As mudanças sugeridas pela prefeitura de São Paulo para a nova Lei de Zoneamento devem piorar significativamente o trânsito nos Jardins. O bairro da zona sul deve passar a liderar o ranking de congestionamentos na capital quando se considera o transporte individual - carros e motos. O motivo é o aumento no número de comércios e serviços, que deve ser autorizado na chamada Zona de Estruturação Urbana, que engloba os trechos entre as Avenida Paulista e Brasil e entre Rebouças e Brigadeiro Luís Antônio, em Cerqueira César.
É o que consta da análise de impacto no trânsito encomendada pela Sociedade dos Amigos, Moradores e Empreendedores do Bairro de Cerqueira César (Samorcc) ao arquiteto, urbanista consultor de trânsito e transporte Flamínio Fichmann.
O número de viagens hoje em transporte individual na região é de 111.586 por dia. Com a nova Lei de Zoneamento, o bairro passaria a ter 149.086 viagens por dia em uma área de apenas 3,8 quilômetros quadrados. O resultado foi apresentado nessa quinta, 27, no Colégio Dante Alighieri, na região da Avenida Paulista. Foram exibidas ainda análises jurídicas, ambientais e urbanísticas da Lei de Zoneamento.
A principal polêmica do texto, entregue à Câmara por Fernando Haddad (PT) no dia 2 de junho, é a liberação de comércio e serviços em antigos “santuários de tranquilidade”: as Zonas Estritamente Residenciais, perto do centro. Um trecho dos Jardins é ainda zona mista, que permite atividades comerciais.
Com a nova determinação de Zona de Estruturação Urbana, o que muda são as densidades construtivas e demográficas, que passarão a ser “altas”. “Com esse incremento de viagens, o sistema viário não terá condições de absorção. Então, isso vai produzir grandes congestionamentos e essa região tende a deteriorar. Ficará absolutamente comprometida”, explicou o autor do estudo.
Segundo a análise de Fichmann, Cerqueira César ocupa a sexta posição no adensamento por viagens individuais na capital.
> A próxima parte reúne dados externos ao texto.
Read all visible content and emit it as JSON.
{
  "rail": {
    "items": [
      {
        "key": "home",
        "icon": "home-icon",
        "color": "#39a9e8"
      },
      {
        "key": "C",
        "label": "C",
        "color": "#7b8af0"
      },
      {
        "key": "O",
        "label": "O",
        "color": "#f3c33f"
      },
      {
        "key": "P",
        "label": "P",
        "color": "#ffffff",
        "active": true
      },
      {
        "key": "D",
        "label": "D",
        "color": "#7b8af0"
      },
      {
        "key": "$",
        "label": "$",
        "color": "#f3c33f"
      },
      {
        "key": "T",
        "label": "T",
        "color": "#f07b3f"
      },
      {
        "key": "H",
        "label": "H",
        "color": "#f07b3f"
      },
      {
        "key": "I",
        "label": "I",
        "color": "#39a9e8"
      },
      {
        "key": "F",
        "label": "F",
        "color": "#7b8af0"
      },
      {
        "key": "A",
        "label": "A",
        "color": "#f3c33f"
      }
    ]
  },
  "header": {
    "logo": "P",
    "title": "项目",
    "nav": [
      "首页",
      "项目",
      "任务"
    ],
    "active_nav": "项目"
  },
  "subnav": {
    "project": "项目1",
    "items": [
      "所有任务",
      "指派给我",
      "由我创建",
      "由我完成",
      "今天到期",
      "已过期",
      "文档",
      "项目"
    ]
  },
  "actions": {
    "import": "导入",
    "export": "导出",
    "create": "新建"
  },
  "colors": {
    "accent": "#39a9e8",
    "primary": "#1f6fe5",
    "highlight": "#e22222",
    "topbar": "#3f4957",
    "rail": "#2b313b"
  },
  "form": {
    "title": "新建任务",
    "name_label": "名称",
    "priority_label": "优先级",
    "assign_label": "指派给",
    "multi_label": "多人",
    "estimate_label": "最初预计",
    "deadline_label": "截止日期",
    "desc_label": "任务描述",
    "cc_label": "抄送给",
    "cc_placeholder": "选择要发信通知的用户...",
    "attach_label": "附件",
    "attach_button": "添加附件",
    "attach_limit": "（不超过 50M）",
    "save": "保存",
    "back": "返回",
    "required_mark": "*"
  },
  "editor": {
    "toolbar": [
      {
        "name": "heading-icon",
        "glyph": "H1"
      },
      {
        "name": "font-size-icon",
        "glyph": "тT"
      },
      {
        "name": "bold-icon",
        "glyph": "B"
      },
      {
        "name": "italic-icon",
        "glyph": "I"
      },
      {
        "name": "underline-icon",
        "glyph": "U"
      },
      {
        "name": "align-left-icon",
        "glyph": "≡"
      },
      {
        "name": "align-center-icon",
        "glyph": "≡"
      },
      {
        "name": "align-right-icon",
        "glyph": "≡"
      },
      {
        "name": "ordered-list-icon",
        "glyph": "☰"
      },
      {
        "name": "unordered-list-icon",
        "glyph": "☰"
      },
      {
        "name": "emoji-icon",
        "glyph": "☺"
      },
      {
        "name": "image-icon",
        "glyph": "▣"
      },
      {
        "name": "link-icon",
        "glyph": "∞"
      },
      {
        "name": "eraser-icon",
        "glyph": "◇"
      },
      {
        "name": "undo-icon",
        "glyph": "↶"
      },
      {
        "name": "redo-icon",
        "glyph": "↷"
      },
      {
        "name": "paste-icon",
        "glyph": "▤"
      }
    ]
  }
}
Os efeitos serão sentidos cinco anos após a aprovação da nova Lei de Zoneamento, explica. A região se transformará na mais adensada para carros da cidade, ultrapassando Bela Vista, República, Sé, Jardim Paulista e Consolação. “Cerqueira César, passando a liderar, vai assumir características semelhantes a esses bairros, que já perderam o seu valor e foram descaracterizados”, afirmou o consultor.
De acordo com Fichmann, a deterioração será “gradativa”, com movimentação do setor empresarial para edificar construções na região. Hoje com 144 mil empregos, o bairro ganhará mais 46 mil postos de trabalho. “Teremos um crescimento de 32% em empregos. E isso significa 32% de viagens a mais.”
Com mais veículos e, portanto, mais congestionamentos, a tendência é de que os moradores se retirem do bairro. As residências darão lugar ao comércio, que ganhará de 1 milhão a 3 milhões de metros quadrados da área.
A exclusão de uma faixa de 40 metros da Rua Estados Unidos, nos Jardins, para fins de zoneamento, também é questionada pela associação de moradores. Marcelo Manhães de Almeida, advogado especializado em Direito Urbanístico e contratado pela Samorcc para realizar as análises jurídicas da nova Lei de Zoneamento, questionou a medida.
A via representa uma transição entre o adensado bairro de Cerqueira César e os Jardins e, desde 1972, foi prevista ali uma “zona de amortecimento”, faixa de 40 metros onde são vetadas construções acima de dois andares. Pela nova proposta em tramitação, a restrição deixa de existir, devendo apenas ser respeitado o lote lindeiro - aquele cuja frente é para a Estados Unidos. Imóveis com saídas para ruas laterais, mesmo que estejam na margem dos 40 metros, poderão receber prédios sem limite de gabarito.
“O Plano Diretor aprovado em 2014 determina que a nova Lei de Zoneamento não pode ser menos restritiva que a anterior em regiões como aquela da Rua Estados Unidos. Portanto, todas as restrições de hoje devem ser mantidas”, afirmou Manhães.
Em nota, a Prefeitura disse que a Secretaria Municipal de Desenvolvimento Urbano (SMDU) está avaliando as questões e demandas levantadas. “A ideia é avaliar esses e outros questionamentos que venham a surgir em conjunto com a sociedade, na nova rodada de audiências públicas, bem como com os vereadores e líderes do governo na Câmara”, informou.